Beyond Beamforming: Phase-and-Gain Channel Shaping via Rotatable Antenna Arrays

Abstract

This paper investigates geometry-reconfigurable transmission for multiuser communication systems enabled by a rotatable antenna array. In contrast to conventional fixed arrays, the proposed architecture jointly exploits array pose adjustment and element-level boresight steering, thereby reshaping both the array-induced phase responses and the direction-dependent channel gains. We formulate a weighted sum-rate maximization problem that jointly optimizes the transmit beamformers, array pose, and element boresights under practical visibility and steering constraints. To reveal the underlying design principles, we first provide a geometric interpretation via zero-forcing analysis, showing that the resulting rates stem from both channel-strength enhancement and spatial-separability improvement.
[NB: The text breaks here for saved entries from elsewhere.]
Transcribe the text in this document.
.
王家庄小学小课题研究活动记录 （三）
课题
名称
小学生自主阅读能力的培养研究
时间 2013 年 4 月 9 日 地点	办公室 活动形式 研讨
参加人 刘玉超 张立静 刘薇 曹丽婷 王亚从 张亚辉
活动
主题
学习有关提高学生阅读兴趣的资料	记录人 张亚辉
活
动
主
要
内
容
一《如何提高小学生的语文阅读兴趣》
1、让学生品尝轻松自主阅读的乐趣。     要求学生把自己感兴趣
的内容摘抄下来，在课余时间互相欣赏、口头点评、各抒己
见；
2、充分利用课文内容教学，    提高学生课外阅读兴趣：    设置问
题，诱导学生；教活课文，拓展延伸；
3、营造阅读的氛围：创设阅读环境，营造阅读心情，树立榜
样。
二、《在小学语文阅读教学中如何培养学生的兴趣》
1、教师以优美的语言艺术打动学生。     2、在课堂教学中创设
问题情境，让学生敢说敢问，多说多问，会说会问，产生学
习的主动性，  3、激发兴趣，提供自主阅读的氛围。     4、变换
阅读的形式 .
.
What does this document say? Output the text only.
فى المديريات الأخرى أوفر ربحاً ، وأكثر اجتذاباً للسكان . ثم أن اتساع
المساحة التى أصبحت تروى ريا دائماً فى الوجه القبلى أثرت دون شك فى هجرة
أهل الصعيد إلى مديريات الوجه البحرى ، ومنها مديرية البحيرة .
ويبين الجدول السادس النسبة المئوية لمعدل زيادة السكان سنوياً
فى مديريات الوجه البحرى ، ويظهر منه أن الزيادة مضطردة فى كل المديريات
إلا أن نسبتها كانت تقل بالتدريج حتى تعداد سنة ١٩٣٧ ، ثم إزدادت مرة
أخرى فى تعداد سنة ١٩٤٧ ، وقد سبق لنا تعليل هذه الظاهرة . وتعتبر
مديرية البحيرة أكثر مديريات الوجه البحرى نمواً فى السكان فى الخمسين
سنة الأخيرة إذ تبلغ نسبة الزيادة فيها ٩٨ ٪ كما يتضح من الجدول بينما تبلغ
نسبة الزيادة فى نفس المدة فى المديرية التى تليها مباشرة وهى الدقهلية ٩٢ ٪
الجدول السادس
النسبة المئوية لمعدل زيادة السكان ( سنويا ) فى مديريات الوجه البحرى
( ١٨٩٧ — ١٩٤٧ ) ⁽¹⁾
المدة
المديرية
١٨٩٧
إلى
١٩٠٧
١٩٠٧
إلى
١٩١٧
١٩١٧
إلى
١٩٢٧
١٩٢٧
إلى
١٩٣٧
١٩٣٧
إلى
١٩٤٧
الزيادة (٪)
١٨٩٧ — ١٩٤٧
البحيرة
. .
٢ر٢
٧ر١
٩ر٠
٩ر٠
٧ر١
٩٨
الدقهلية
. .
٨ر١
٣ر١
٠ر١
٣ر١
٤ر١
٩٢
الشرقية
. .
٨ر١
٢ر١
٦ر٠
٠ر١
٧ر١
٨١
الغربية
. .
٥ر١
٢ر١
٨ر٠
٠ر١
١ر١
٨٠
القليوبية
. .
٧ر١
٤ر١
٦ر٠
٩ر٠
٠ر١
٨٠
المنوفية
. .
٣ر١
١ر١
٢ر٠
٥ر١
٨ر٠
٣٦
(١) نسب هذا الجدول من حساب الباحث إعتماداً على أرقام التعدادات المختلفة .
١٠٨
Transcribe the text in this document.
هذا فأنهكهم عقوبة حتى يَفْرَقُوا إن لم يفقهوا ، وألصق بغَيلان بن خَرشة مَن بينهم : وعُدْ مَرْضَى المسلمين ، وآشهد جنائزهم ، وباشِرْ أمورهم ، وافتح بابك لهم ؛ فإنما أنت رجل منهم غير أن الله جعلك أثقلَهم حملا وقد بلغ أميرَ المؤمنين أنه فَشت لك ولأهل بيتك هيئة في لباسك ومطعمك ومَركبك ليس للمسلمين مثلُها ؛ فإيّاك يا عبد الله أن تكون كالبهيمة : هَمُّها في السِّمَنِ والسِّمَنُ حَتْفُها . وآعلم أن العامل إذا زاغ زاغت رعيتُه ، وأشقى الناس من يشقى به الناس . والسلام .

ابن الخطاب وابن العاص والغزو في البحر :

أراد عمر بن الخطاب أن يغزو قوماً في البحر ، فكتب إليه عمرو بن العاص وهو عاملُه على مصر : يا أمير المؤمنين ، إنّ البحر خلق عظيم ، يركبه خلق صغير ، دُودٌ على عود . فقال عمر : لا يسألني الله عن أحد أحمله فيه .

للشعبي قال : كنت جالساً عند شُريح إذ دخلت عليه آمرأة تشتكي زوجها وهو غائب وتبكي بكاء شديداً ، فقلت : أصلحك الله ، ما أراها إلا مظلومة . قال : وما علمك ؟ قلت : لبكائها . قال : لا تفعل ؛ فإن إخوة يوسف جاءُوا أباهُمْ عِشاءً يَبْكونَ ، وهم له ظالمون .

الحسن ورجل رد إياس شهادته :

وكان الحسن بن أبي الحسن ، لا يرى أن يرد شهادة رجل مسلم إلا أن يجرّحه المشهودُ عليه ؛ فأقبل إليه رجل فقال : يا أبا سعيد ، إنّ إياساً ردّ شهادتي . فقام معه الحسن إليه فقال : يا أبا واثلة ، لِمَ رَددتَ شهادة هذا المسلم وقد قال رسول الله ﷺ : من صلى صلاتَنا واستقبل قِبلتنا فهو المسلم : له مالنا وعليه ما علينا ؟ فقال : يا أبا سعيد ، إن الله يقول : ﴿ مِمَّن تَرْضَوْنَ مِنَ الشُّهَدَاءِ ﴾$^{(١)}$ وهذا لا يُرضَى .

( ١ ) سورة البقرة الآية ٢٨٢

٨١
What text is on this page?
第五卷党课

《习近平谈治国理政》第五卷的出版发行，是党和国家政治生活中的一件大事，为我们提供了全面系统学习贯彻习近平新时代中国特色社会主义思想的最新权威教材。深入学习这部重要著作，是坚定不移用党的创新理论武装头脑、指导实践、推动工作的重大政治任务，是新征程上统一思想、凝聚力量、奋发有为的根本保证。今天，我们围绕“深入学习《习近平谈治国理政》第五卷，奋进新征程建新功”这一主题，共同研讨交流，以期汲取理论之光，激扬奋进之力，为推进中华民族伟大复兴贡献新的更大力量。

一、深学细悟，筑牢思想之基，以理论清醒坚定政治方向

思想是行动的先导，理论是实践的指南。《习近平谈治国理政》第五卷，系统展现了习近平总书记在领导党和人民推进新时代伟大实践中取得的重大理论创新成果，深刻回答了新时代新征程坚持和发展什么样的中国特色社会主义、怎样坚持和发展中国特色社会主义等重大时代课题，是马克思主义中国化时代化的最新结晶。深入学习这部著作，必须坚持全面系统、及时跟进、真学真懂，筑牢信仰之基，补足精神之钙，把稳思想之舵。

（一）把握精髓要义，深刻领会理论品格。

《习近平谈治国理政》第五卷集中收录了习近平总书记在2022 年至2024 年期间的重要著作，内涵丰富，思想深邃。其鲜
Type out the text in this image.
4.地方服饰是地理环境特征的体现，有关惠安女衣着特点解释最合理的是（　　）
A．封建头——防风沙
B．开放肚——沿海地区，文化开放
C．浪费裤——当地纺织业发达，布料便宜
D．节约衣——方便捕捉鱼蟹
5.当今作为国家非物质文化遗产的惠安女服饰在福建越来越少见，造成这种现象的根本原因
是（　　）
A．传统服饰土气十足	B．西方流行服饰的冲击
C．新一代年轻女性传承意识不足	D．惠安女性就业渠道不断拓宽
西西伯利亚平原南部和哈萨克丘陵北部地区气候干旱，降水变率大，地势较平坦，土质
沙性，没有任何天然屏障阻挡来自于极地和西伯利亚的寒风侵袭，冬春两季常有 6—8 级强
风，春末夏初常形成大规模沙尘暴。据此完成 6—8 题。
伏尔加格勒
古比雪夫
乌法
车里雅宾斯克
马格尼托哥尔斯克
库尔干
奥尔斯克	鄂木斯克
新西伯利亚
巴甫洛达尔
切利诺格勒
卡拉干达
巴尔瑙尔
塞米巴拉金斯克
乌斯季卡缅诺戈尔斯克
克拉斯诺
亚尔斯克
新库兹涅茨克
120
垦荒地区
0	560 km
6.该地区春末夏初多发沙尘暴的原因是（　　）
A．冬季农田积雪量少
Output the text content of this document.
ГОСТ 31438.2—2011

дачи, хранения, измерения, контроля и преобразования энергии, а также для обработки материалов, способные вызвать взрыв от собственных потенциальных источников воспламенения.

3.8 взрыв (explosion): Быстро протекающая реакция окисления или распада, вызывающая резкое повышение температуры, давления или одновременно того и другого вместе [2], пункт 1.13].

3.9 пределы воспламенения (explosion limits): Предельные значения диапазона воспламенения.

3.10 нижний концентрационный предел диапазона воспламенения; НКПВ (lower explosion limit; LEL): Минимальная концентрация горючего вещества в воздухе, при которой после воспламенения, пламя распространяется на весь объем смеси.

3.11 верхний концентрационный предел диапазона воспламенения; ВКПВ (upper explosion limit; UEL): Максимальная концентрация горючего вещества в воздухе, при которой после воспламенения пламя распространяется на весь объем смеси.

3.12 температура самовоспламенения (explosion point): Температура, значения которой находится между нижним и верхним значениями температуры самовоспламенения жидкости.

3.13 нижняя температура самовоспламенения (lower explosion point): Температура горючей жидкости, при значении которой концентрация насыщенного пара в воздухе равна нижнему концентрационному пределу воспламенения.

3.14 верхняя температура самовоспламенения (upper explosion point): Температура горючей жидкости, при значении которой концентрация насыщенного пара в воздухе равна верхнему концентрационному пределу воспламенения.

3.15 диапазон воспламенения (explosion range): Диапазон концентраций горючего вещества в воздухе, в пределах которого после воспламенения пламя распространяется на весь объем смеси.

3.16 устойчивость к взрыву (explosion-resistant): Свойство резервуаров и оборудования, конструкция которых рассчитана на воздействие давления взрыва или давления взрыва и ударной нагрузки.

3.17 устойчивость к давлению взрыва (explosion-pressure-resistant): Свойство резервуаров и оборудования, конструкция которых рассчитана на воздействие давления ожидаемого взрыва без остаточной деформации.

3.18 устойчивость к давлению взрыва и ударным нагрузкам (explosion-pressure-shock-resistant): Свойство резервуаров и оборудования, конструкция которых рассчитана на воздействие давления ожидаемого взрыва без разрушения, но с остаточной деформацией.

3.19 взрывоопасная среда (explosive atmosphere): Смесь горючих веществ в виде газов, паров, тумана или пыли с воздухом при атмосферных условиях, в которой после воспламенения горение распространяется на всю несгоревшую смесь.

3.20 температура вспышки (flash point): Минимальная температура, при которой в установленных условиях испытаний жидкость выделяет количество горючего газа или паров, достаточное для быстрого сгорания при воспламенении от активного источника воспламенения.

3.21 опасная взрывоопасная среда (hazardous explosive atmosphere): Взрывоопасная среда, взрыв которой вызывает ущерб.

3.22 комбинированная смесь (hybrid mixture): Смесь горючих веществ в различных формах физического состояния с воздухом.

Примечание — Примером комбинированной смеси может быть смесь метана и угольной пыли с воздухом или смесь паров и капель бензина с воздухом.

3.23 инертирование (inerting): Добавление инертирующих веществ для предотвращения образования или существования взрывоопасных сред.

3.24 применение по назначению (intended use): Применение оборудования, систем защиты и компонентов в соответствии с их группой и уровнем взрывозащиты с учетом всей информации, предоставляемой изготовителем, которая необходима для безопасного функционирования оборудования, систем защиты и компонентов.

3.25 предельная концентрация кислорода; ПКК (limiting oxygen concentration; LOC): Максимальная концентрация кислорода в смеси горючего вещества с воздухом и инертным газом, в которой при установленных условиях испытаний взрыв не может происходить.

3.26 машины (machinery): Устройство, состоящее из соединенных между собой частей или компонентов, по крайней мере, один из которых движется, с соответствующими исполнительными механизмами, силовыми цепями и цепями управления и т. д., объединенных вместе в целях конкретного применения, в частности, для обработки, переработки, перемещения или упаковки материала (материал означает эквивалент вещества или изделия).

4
Specifically, array-pose rotation improves inter-user channel orthogonality even with isotropic elements, whereas directional elements introduce a tradeoff between phase-based spatial separation and boresight-dependent gain alignment. Motivated by these insights, we develop an efficient optimization framework that jointly coordinates transmit beamforming, array-pose adaptation, and element-boresight steering to exploit the geometry-induced phase-and-gain channel-shaping capability. Simulation results demonstrate that the proposed joint design outperforms fixed-array, pose-only, and boresight-only benchmarks, with larger gains achieved under more directive element patterns and tighter boresight-steering constraints.